Top fund manager Peter Spiller slams Alliance Trust
Alliance Trust, the £2.2 billion investment trust, stands accused of failing investors because its board of directors has failed to respond to the concerns of its shareholders, according to one of the UK’s most respected fund managers.
Peter Spiller, principal of CG Asset Management (CGAM) and manager of Capital Gearing Trust, highlights Alliance as a glaring example of falling corporate governance standards in the investment trust industry.
Spiller’s comments come at the end of the initial offer period for CGAM’s new open-ended fund, CG Capital Value Fund, which plans to gain exposure to equities by investing in investment trusts trading at high discounts to net asset value (NAV). Alliance Trust, a constituent of the FTSE 100 index, is unlikely to be on his list of targets.
‘The Alliance board is very unresponsive to the welfare of its shareholders,’ says Spiller. ‘There is a big difference between the management of its assets, which is adequate, and the board’s management of the company, which has been very poor.’
Alliance’s share price discount to NAV is 19.4 per cent compared with an average 9 per cent in the global growth sector, and the board has consistently rejected calls to introduce measures to reduce it.
Spiller adds: ‘Corporate governance in the investment trust industry is deteriorating. Promises on reducing discounts are not being met and, on the quiet, we may be able to improve on that. We now have a bit more money to back our case.’
That amount currently stands at £90 million, the sum raised from existing clients of CGAM who were given first option to invest in CG Capital Value during the two-week initial launch period that ended on 4 June. Thereafter, new applicants face a 1 per cent levy. The minimum investment is £100,000.
CG Capital Value will invest in a broad range of assets, including inflation-linked bonds, conventional government and corporate bonds, plus anything from loan stock to preferred shares and convertible loans.
In that sense it resembles an earlier Spiller offering, the CG Portfolio Fund, with one important difference. Like CG Portfolio, Capital Value’s equity holdings – initially, some 15 per cent of its portfolio – will be made up of investment trusts, but the latter’s will be slanted to larger, more liquid investment trusts.
‘Trusts valued at more than £150 million,’ Spiller confirms. ‘Below that level, the other CGAM funds will have priority.’ This brings in Capital Gearing – by some way the UK’s most successful collective investment fund over the past 30 years – with a compound annual growth rate of almost 20 per cent.

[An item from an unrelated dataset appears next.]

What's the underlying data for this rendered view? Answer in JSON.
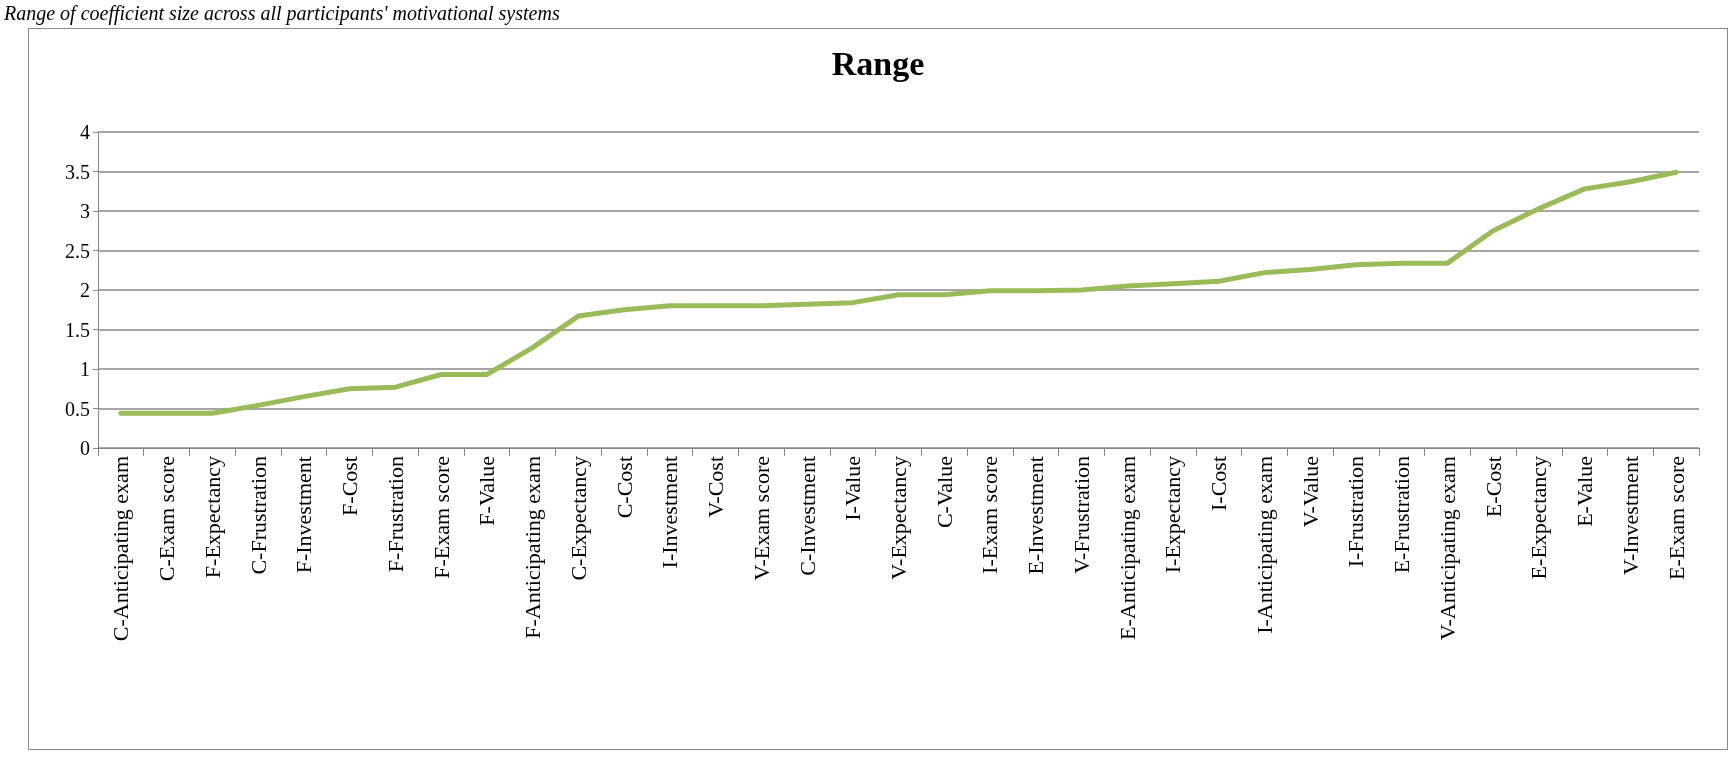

CG Portfolio, in comparison, has risen from a 2001 launch price of £100,000 to £121,000. During this time, says Spiller, the stock market has risen by 5 per cent.
His other funds are CG Real Return, which is up by 71 per cent (excluding dividends of some 2 per cent a year) since its 2004 launch, and CG Dollar Fund. This is now around 20 per cent higher than its 2009 offer price and has made impressive gains in US inflation-proofed securities.